A sub micron by any other name. What I'm inferring is they've not yet hit the; I'll refer to it as the " Planck Return". Personally I'd rather have 2 discreet microprocessors and a 3rd posing as a Co processor a la early 80's then one that's equivalent to shoving 15 £'s of hype and PR into a 5£ form factor.
Such is my casual opinion. A stoutly built machine that's reliable then some anemic Pico processor trying to > pass
I just love this whole channel now, keep sharing knowledge! Please!
Glad you put this out. I retired from the semiconductor industry in 2005. At that time it was obvious we had gone as far as we could with conventional photo printing and quantum effects were impacting transistor design for lower power circuits. Your description of the meaning of X nm's helped me understand the pivot that technology has taken since my retirement.
I like the direction your channel is heading.
It's cool they can continue making things smaller a little while longer, but why are we still stuck at about 5 Ghz? What's the limiting factor there?

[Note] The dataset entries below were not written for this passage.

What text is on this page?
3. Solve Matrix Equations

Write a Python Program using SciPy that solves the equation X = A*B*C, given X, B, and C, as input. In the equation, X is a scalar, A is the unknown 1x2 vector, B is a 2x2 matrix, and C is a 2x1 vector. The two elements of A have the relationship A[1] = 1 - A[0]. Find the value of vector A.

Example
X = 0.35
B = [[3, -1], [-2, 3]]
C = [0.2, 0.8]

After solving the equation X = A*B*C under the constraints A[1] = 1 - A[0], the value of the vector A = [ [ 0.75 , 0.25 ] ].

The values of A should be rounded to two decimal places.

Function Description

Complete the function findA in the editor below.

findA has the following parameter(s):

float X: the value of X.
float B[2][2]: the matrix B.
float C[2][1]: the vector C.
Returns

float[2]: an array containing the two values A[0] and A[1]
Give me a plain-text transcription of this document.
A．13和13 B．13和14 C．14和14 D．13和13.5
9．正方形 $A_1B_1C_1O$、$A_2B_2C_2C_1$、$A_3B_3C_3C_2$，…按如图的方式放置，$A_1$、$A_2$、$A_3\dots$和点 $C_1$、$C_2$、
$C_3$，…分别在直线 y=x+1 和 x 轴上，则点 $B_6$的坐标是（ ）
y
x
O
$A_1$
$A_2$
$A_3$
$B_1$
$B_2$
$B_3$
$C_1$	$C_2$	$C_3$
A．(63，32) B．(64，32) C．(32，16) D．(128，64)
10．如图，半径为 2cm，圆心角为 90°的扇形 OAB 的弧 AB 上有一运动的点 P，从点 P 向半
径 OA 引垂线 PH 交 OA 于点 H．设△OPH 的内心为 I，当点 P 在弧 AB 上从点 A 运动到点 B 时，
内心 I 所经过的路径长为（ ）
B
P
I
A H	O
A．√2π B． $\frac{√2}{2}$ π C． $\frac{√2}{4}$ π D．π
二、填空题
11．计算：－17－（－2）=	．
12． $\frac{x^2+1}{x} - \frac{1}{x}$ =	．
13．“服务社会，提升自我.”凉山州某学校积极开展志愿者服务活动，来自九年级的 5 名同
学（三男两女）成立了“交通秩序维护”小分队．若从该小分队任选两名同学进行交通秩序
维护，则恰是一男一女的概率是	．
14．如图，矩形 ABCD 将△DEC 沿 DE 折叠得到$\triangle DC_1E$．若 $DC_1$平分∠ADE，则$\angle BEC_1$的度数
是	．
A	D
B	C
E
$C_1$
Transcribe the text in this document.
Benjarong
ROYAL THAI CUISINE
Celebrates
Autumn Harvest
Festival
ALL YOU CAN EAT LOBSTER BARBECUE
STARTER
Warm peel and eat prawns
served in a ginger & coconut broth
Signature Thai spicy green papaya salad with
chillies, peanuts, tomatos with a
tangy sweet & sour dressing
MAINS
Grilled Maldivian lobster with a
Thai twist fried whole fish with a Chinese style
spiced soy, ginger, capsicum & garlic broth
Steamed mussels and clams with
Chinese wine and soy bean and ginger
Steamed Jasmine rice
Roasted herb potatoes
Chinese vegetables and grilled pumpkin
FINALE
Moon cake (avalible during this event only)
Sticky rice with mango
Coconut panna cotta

just discovered this channel. I’ll pay attention. Subscribed.
The Cat Tax was actually quite reasonable, until I saw the slippers! EEK Get yourself some Uggboots, man! Loved the video. Although I do software architecture, not chip architecture, I still found this fascinating. Thanks.
There's plenty more room: That is a reference to Richard Feynman, the father of nanotechnology, right? In a seminal paper called "There's plenty more room at the bottom" he showed that some materials could be created by stacking atoms one by one, or molecules one by one, creating materials with the thickness of an atom. Guess his game has been taken to the next level nowadays.
Yup. And Moore is a reference to Gordon Moore.